Everbloom Decentralized Exchange (DEX) Seeks Licensed Broker-Dealer Status
Why Everbloom DEX is Enduring The Tedious But Necessary' Process to Get a Securities License
The decentralized exchange (DEX) has announced that it is going through with the tedious but necessary process to obtain a license from the Financial Industry Regulatory Authority (FINRA), the self-regulatory organization (SRO) for securities dealers.
Everbloom as one of the DEXs is “decentralized” in the sense that they let traders retain custody of their assets and utilize open source platforms that don't necessarily require know-your-customer (KYC) identity checks.
Everbloom CEO Andrew Rollins said the appeal of the decentralized or non-custodial exchange approach is that [traders] get to define their own custody solutions. Meanwhile, Everbloom has also registered with the U.S. Securities and Exchange Commission.

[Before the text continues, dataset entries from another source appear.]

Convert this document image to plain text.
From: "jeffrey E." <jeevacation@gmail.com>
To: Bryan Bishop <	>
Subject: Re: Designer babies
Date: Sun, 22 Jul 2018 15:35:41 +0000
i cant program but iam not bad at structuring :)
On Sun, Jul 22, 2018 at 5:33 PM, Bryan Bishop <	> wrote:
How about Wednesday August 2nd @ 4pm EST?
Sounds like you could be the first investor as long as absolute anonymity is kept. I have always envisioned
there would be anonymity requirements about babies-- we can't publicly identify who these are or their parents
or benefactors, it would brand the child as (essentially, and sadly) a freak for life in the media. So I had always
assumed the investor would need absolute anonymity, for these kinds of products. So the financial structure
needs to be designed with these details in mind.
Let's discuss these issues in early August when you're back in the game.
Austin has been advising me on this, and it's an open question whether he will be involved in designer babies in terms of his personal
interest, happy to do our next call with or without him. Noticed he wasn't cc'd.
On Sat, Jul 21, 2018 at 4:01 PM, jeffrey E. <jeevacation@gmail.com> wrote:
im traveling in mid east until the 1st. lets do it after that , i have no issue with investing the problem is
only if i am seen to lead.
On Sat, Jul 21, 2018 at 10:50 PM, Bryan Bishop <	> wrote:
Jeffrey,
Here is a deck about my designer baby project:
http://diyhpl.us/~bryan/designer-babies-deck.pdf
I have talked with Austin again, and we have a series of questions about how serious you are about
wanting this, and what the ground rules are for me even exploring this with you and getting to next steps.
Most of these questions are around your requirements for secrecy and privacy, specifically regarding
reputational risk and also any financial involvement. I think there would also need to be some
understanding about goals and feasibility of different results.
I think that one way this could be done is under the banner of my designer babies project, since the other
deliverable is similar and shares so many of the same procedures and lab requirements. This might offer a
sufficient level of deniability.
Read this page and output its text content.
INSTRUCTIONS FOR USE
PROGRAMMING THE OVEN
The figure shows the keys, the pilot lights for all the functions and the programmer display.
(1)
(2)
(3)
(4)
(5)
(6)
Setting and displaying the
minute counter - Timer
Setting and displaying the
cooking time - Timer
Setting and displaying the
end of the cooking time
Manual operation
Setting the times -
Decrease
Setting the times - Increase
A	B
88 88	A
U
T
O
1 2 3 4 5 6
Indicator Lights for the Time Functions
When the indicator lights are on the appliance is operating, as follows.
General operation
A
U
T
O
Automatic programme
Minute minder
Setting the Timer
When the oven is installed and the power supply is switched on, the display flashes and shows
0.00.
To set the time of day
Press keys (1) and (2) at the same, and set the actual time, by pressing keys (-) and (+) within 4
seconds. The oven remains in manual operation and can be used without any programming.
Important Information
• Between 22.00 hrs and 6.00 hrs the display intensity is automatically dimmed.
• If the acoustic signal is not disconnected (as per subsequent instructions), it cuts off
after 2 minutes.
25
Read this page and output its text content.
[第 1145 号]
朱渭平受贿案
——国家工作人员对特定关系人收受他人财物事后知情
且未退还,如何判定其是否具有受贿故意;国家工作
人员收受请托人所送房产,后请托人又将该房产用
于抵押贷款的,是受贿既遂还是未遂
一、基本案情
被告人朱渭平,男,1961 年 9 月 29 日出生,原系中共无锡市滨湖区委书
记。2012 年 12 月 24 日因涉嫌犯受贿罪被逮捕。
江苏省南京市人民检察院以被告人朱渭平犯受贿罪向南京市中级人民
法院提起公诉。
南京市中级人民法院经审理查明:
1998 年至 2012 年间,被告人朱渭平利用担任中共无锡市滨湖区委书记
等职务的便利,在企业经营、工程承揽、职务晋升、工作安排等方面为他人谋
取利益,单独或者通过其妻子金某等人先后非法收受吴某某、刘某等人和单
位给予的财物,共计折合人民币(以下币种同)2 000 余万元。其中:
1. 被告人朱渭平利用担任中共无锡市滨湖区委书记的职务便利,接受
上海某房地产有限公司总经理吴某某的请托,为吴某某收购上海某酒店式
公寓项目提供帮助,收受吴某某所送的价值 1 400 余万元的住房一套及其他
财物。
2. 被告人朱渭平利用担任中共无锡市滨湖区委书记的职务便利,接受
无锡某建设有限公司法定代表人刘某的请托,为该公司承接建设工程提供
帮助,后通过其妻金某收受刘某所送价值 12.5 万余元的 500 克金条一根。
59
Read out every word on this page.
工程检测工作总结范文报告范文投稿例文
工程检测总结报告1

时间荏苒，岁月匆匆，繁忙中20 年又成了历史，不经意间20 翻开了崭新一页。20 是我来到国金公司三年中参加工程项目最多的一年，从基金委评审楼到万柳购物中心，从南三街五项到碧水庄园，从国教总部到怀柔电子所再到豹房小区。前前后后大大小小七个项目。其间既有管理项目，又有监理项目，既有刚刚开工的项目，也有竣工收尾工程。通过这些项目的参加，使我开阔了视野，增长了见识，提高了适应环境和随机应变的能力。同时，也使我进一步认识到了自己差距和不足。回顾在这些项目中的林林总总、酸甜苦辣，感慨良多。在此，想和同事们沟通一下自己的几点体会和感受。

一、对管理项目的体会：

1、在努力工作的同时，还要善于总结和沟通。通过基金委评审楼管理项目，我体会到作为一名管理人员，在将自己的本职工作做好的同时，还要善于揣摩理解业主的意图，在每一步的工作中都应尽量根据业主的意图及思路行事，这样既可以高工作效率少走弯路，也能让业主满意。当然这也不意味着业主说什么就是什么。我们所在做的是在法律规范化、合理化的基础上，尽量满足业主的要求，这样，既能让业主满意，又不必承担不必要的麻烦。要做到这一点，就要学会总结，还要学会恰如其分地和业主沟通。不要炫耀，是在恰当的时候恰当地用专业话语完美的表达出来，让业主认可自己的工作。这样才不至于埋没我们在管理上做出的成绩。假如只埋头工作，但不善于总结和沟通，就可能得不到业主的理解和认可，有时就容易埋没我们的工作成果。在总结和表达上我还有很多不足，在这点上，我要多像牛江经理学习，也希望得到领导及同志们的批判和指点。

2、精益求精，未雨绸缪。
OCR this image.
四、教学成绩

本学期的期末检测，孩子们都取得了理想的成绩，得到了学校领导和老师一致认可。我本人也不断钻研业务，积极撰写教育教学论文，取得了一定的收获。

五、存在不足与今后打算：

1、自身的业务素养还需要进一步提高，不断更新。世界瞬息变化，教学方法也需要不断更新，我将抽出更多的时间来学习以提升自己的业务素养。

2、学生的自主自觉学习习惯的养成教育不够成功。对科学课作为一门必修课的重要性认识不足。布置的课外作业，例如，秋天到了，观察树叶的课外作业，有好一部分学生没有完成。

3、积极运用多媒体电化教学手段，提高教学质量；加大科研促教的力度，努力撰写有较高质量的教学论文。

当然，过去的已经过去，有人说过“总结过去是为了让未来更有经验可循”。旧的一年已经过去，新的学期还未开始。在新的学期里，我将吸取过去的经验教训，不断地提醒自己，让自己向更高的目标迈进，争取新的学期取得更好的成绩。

If approved, the company said it would be allowed to profit from services related to trading securities given the uncertain regulatory environment for tokens issued through initial coin offerings (ICOs).
Speaking about the move, Everbloom chief operating officer Scott Pirrello said obtaining a broker-dealer license is a long, tedious and expensive endeavor but they believe a necessary one that will ultimately add long-term value to the company and position it well against its competitors.
After raising $2 million from investors such as Mashable co-founder Frederick Townes, Indicator Ventures, and First Star venture firm's Drew Volpe, an early ethereum investor, Everbloom quietly opened its platform for institutional traders in late July. However, the company won't charge for its services until the FINRA license comes through. Pirrello said he expects it to take at least a year to get an answer from regulators. In the meantime, the Everbloom platform is mostly a slick interface where anyone can search multiple DEXs' order books simultaneously and trade directly using cryptocurrency wallets such as MetaMask.